Two Out Of Three Ain't Bad
PICTURE CREDIT: Marc Pascual from Pixabay
Reviewing: The Psychopath Inside by James Fallon
The Motive:
Throughout this series of blogs we’ve found ourselves unraveling a thread on psychopathy: we’ve been guided by a scientist who assesses psychopaths, a criminal profiler who helped incarcerate them and even a comedic journalist investigating the checklist that defined the condition. Will our final word on this topic come from one of the few psychopaths who ever decided to write about it?
The Evidence:
That much knowledge of psychopathy derives from research on convicted violent offenders introduces some interesting biases. Based on such material it is entirely natural to presume that psychopaths are a uniform group, and that if a test for psychopathy is positive, you are inevitably dealing with a highly dangerous criminal. But is this always true? James Fallon’s book is the story of a scientist, who, much like Kent Kiehl, learned to diagnose psychopathy from the activation patterns shown in brain scans. Then one day he scanned himself.
Some say every book is a unique product of the author, and that is certainly true in this case. After all, only a tiny fraction of people will ever be brain scanned for research purposes, and only a tiny fraction of those will have the skills and desire to write a book about the experience. By the time we discover our subject was a professor of psychiatry and neuroscience and that his scan exhibited psychopathic markers, we’ve reached such an apex of improbability that the whole thing sounds like a setup. And yet, it isn’t.
As an experienced scientist with research interests in neuroanatomy and brain chemistry, Fallon tripped over criminality by assisting the research work of colleagues. From a blinded trial of brain scans he identified a group that shared a common set of damage. When he found out those scans were all from psychopathic killers his interest grew and he became an occasional public commentator on the underpinnings of psychopathy, and sometime expert consultant in legal trials.
The book describes Fallon’s reaction to discovering his own brain scan (taken as a control for an Alzheimer’s project) matched the most extreme case-studies taken from murderers. And that reaction? He wasn’t especially worried. When he subsequently learned his family-tree featured a long line of murderers, including the first American matricide and Lizzie Borden, he remained unperturbed. When genetic tests scored him highly for aggression-related genes, still he found it unconcerning. Then friends and psychiatric colleagues described his some of his behaviours using the word “sociopath“, and he realised his continuing lack of anxiety was simply part of the way his brain worked: long on what he calls cold cognition, the domain of hard rationality and logic, but woefully short on hot cognition, emotional understanding and empathy. But why, he asked himself, wasn’t he a killer?

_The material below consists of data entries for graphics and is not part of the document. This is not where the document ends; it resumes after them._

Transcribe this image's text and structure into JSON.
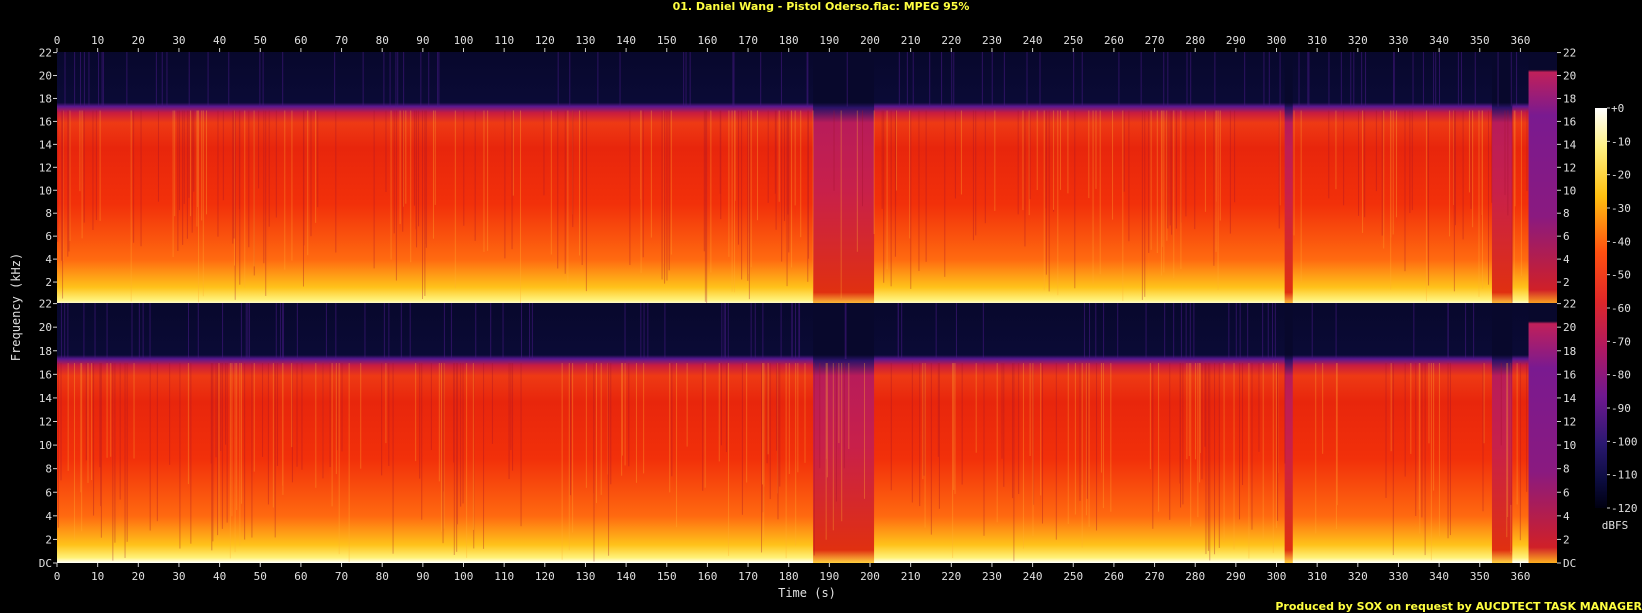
{
  "title": "01. Daniel Wang - Pistol Oderso.flac: MPEG 95%",
  "credit": "Produced by SOX on request by AUCDTECT TASK MANAGER",
  "chart_data": {
    "type": "heatmap",
    "title": "01. Daniel Wang - Pistol Oderso.flac: MPEG 95%",
    "xlabel": "Time (s)",
    "ylabel": "Frequency (kHz)",
    "xlim": [
      0,
      369
    ],
    "ylim": [
      0,
      22.05
    ],
    "x_ticks": [
      0,
      10,
      20,
      30,
      40,
      50,
      60,
      70,
      80,
      90,
      100,
      110,
      120,
      130,
      140,
      150,
      160,
      170,
      180,
      190,
      200,
      210,
      220,
      230,
      240,
      250,
      260,
      270,
      280,
      290,
      300,
      310,
      320,
      330,
      340,
      350,
      360
    ],
    "y_ticks": [
      "DC",
      "2",
      "4",
      "6",
      "8",
      "10",
      "12",
      "14",
      "16",
      "18",
      "20",
      "22"
    ],
    "channels": 2,
    "colorbar": {
      "label": "dBFS",
      "ticks": [
        "+0",
        "-10",
        "-20",
        "-30",
        "-40",
        "-50",
        "-60",
        "-70",
        "-80",
        "-90",
        "-100",
        "-110",
        "-120"
      ],
      "range": [
        -120,
        0
      ]
    },
    "features": {
      "lowpass_cutoff_khz": 17.3,
      "dropouts_s": [
        [
          186,
          201
        ],
        [
          302,
          304
        ],
        [
          353,
          358
        ]
      ],
      "end_section_s": [
        362,
        369
      ],
      "end_section_cutoff_khz": 20.5
    }
  }
}
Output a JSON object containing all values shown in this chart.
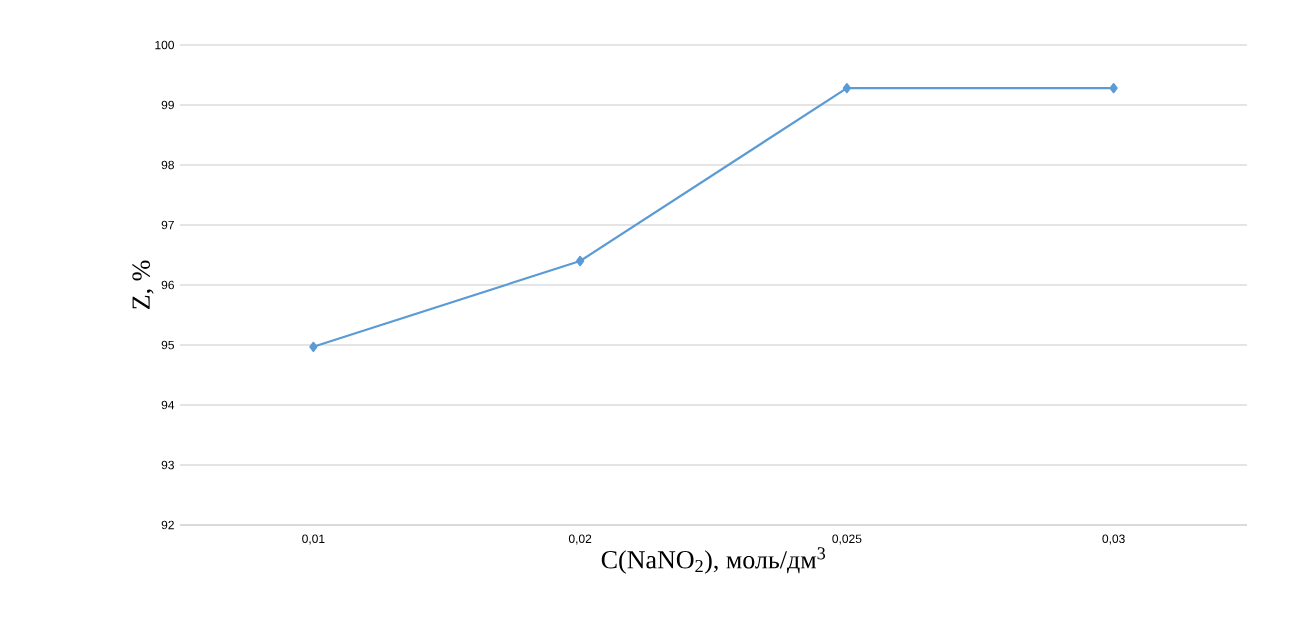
{
  "chart_data": {
    "type": "line",
    "xlabel": "C(NaNO$_{2}$), моль/дм$^{3}$",
    "ylabel": "Z, %",
    "categories": [
      "0,01",
      "0,02",
      "0,025",
      "0,03"
    ],
    "series": [
      {
        "color": "#5b9bd5",
        "values": [
          94.97,
          96.4,
          99.28,
          99.28
        ]
      }
    ],
    "ylim": [
      92,
      100
    ],
    "yticks": [
      92,
      93,
      94,
      95,
      96,
      97,
      98,
      99,
      100
    ],
    "grid": "y",
    "marker": "diamond",
    "line_style": "solid"
  }
}
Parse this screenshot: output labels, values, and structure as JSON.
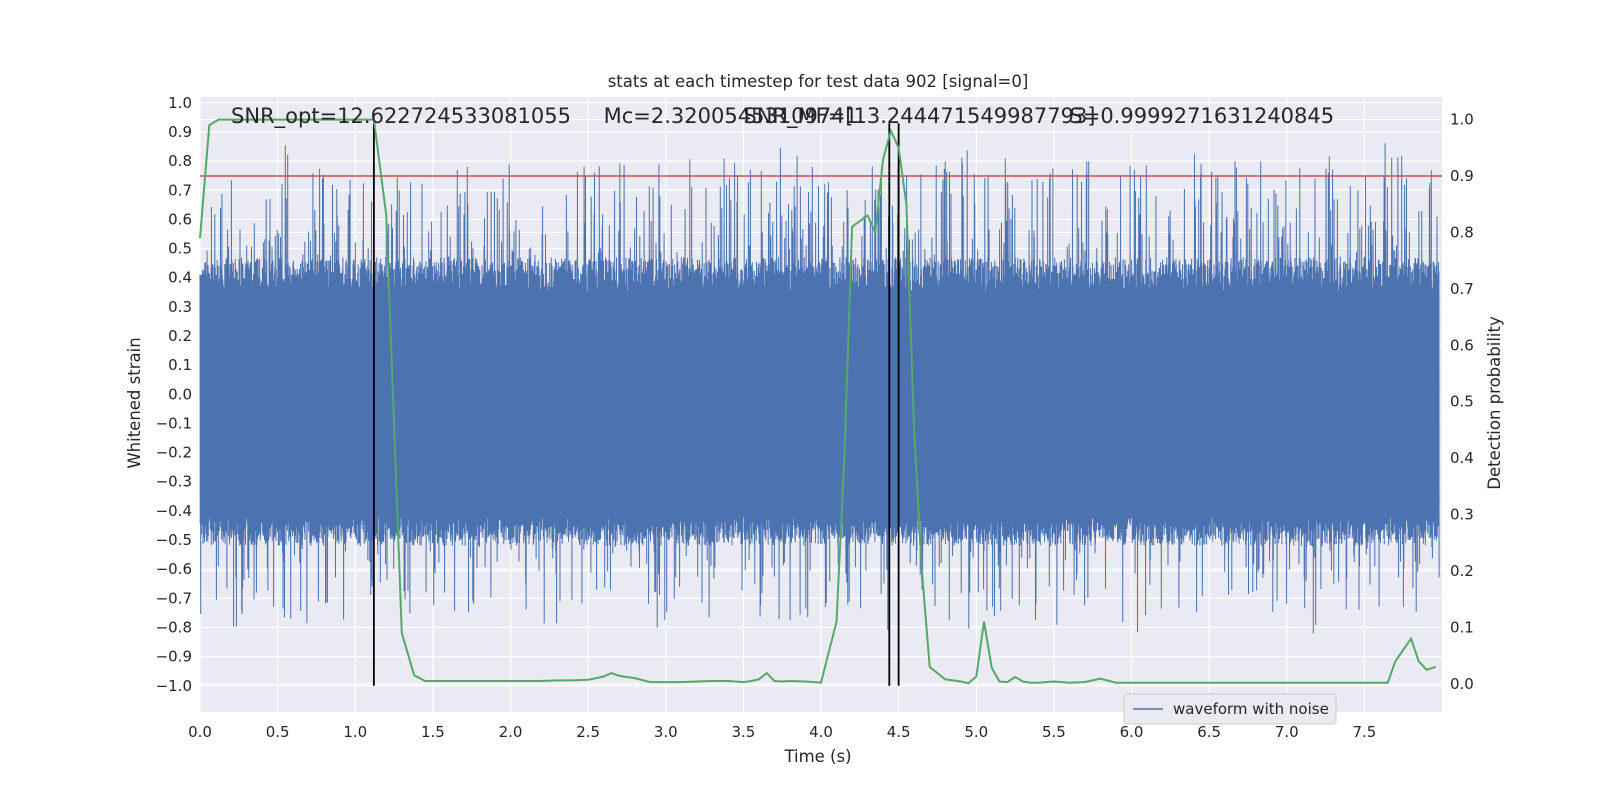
{
  "chart_data": {
    "type": "line",
    "title": "stats at each timestep for test data 902 [signal=0]",
    "xlabel": "Time (s)",
    "ylabel": "Whitened strain",
    "y2label": "Detection probability",
    "xlim": [
      0.0,
      8.0
    ],
    "ylim": [
      -1.09,
      1.02
    ],
    "y2lim": [
      -0.05,
      1.04
    ],
    "xticks": [
      "0.0",
      "0.5",
      "1.0",
      "1.5",
      "2.0",
      "2.5",
      "3.0",
      "3.5",
      "4.0",
      "4.5",
      "5.0",
      "5.5",
      "6.0",
      "6.5",
      "7.0",
      "7.5"
    ],
    "xtick_values": [
      0,
      0.5,
      1,
      1.5,
      2,
      2.5,
      3,
      3.5,
      4,
      4.5,
      5,
      5.5,
      6,
      6.5,
      7,
      7.5
    ],
    "yticks": [
      "1.0",
      "0.9",
      "0.8",
      "0.7",
      "0.6",
      "0.5",
      "0.4",
      "0.3",
      "0.2",
      "0.1",
      "0.0",
      "−0.1",
      "−0.2",
      "−0.3",
      "−0.4",
      "−0.5",
      "−0.6",
      "−0.7",
      "−0.8",
      "−0.9",
      "−1.0"
    ],
    "ytick_values": [
      1.0,
      0.9,
      0.8,
      0.7,
      0.6,
      0.5,
      0.4,
      0.3,
      0.2,
      0.1,
      0.0,
      -0.1,
      -0.2,
      -0.3,
      -0.4,
      -0.5,
      -0.6,
      -0.7,
      -0.8,
      -0.9,
      -1.0
    ],
    "y2ticks": [
      "1.0",
      "0.9",
      "0.8",
      "0.7",
      "0.6",
      "0.5",
      "0.4",
      "0.3",
      "0.2",
      "0.1",
      "0.0"
    ],
    "y2tick_values": [
      1.0,
      0.9,
      0.8,
      0.7,
      0.6,
      0.5,
      0.4,
      0.3,
      0.2,
      0.1,
      0.0
    ],
    "grid": true,
    "background": "#eaeaf2",
    "annotations": [
      {
        "text": "SNR_opt=12.622724533081055",
        "x": 0.2,
        "y": 0.955
      },
      {
        "text": "Mc=2.32005453109741",
        "x": 2.6,
        "y": 0.955
      },
      {
        "text": "SNR_MF=[13.244471549987793]",
        "x": 3.5,
        "y": 0.955
      },
      {
        "text": "S=0.9999271631240845",
        "x": 5.6,
        "y": 0.955
      }
    ],
    "vertical_lines": [
      1.12,
      4.44,
      4.5
    ],
    "threshold": {
      "value": 0.9,
      "axis": "right",
      "color": "#c44e52"
    },
    "series": [
      {
        "name": "waveform with noise",
        "axis": "left",
        "color": "#4c72b0",
        "kind": "noise",
        "envelope": {
          "core_hi": 0.35,
          "core_lo": -0.42,
          "peak_hi": 0.92,
          "peak_lo": -0.98
        }
      },
      {
        "axis": "right",
        "color": "#55a868",
        "x": [
          0.0,
          0.06,
          0.12,
          0.2,
          0.4,
          0.6,
          0.8,
          1.0,
          1.1,
          1.12,
          1.2,
          1.3,
          1.38,
          1.45,
          1.6,
          1.8,
          2.0,
          2.1,
          2.2,
          2.3,
          2.4,
          2.5,
          2.6,
          2.65,
          2.7,
          2.8,
          2.9,
          3.0,
          3.1,
          3.2,
          3.3,
          3.4,
          3.5,
          3.55,
          3.6,
          3.65,
          3.7,
          3.75,
          3.8,
          3.9,
          4.0,
          4.1,
          4.15,
          4.2,
          4.25,
          4.3,
          4.35,
          4.4,
          4.45,
          4.5,
          4.55,
          4.6,
          4.65,
          4.7,
          4.8,
          4.9,
          4.95,
          5.0,
          5.05,
          5.1,
          5.15,
          5.2,
          5.25,
          5.3,
          5.35,
          5.4,
          5.5,
          5.6,
          5.7,
          5.8,
          5.9,
          6.0,
          6.2,
          6.4,
          6.6,
          6.8,
          7.0,
          7.2,
          7.4,
          7.6,
          7.65,
          7.7,
          7.75,
          7.8,
          7.85,
          7.9,
          7.96
        ],
        "values": [
          0.79,
          0.99,
          1.0,
          1.0,
          1.0,
          1.0,
          1.0,
          1.0,
          1.0,
          1.0,
          0.83,
          0.09,
          0.015,
          0.005,
          0.005,
          0.005,
          0.005,
          0.005,
          0.005,
          0.006,
          0.006,
          0.007,
          0.013,
          0.019,
          0.014,
          0.01,
          0.003,
          0.003,
          0.003,
          0.004,
          0.005,
          0.005,
          0.003,
          0.005,
          0.008,
          0.019,
          0.005,
          0.004,
          0.005,
          0.004,
          0.002,
          0.11,
          0.4,
          0.81,
          0.82,
          0.83,
          0.8,
          0.93,
          0.98,
          0.95,
          0.85,
          0.45,
          0.2,
          0.03,
          0.008,
          0.004,
          0.001,
          0.013,
          0.11,
          0.028,
          0.004,
          0.003,
          0.012,
          0.004,
          0.002,
          0.002,
          0.004,
          0.002,
          0.003,
          0.009,
          0.002,
          0.002,
          0.002,
          0.002,
          0.002,
          0.002,
          0.002,
          0.002,
          0.002,
          0.002,
          0.002,
          0.04,
          0.06,
          0.08,
          0.04,
          0.025,
          0.03
        ]
      }
    ],
    "legend": {
      "position": "lower-right",
      "entries": [
        "waveform with noise"
      ]
    }
  }
}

His research concluded that the formation of this type of offender required three components: first, genetics, specifically the presence of high-risk aggression-related genes such as the so-called Warrior Gene; second, reduced function or damage in specific areas of the brain; finally, abuse in childhood, something that crops up time and again in interviews with killers. These elements formed what Fallon called the three-legged stool necessary for the development of a psychopathic murderer, and he possessed two from three. His own saving grace, he decided, was an idyllic childhood, leaving him a prosocial psychopath: one who wants to be part of society, doesn’t want to be violent towards anyone, but who doesn’t view the world the same way as more neurotypical people and never will.
The importance of youth experiences had cropped up for Fallon previously as an adviser to the US Department of Defense on the impact of warfare on the brain. He describes sending kids to war at eighteen, while they are still in an active state of frontal-lobe development as “ridiculous”, pointing out the known links between extreme-stress response and schizophrenia, bipolar, OCD and personality disorders. Given his background and knowledge, it is hard to disagree with his assessment that protection of the young is an investment in a safer society.
The book includes a discussion of why psychopathy exists – why, essentially, psychopaths have not been so shunned and ostracised as to have left the gene pool, and why they remain a stable minority in all of our societies. He proposes that it represents a survival advantage for a population to contain people strong in traits that would otherwise score highly on the Hare Checklist. Do we want our surgeons riven with empathic concerns as they wield the scalpel? Our military personnel stricken by remorse on the battlefield? And might we find a surplus of sociopaths in some boardrooms because our economic system occasionally values executives who can act without care for the impact on the workforce? Fallon essentially believes psychopathic traits remain to save our species from stagnation. Without those genes and traits, he concludes, the human race would be doomed by its own passivity.
The Verdict:
This is a fascinating book that demystifies the psychopathic condition from someone who knows it both inside and out. And Fallon’s three-legged stool theory not only overturned his own previous certainties of the dominance of nature over nurture, but poses a challenge we would all be wise to consider: how can we better protect more of our children, so fewer grow into monsters under the bed?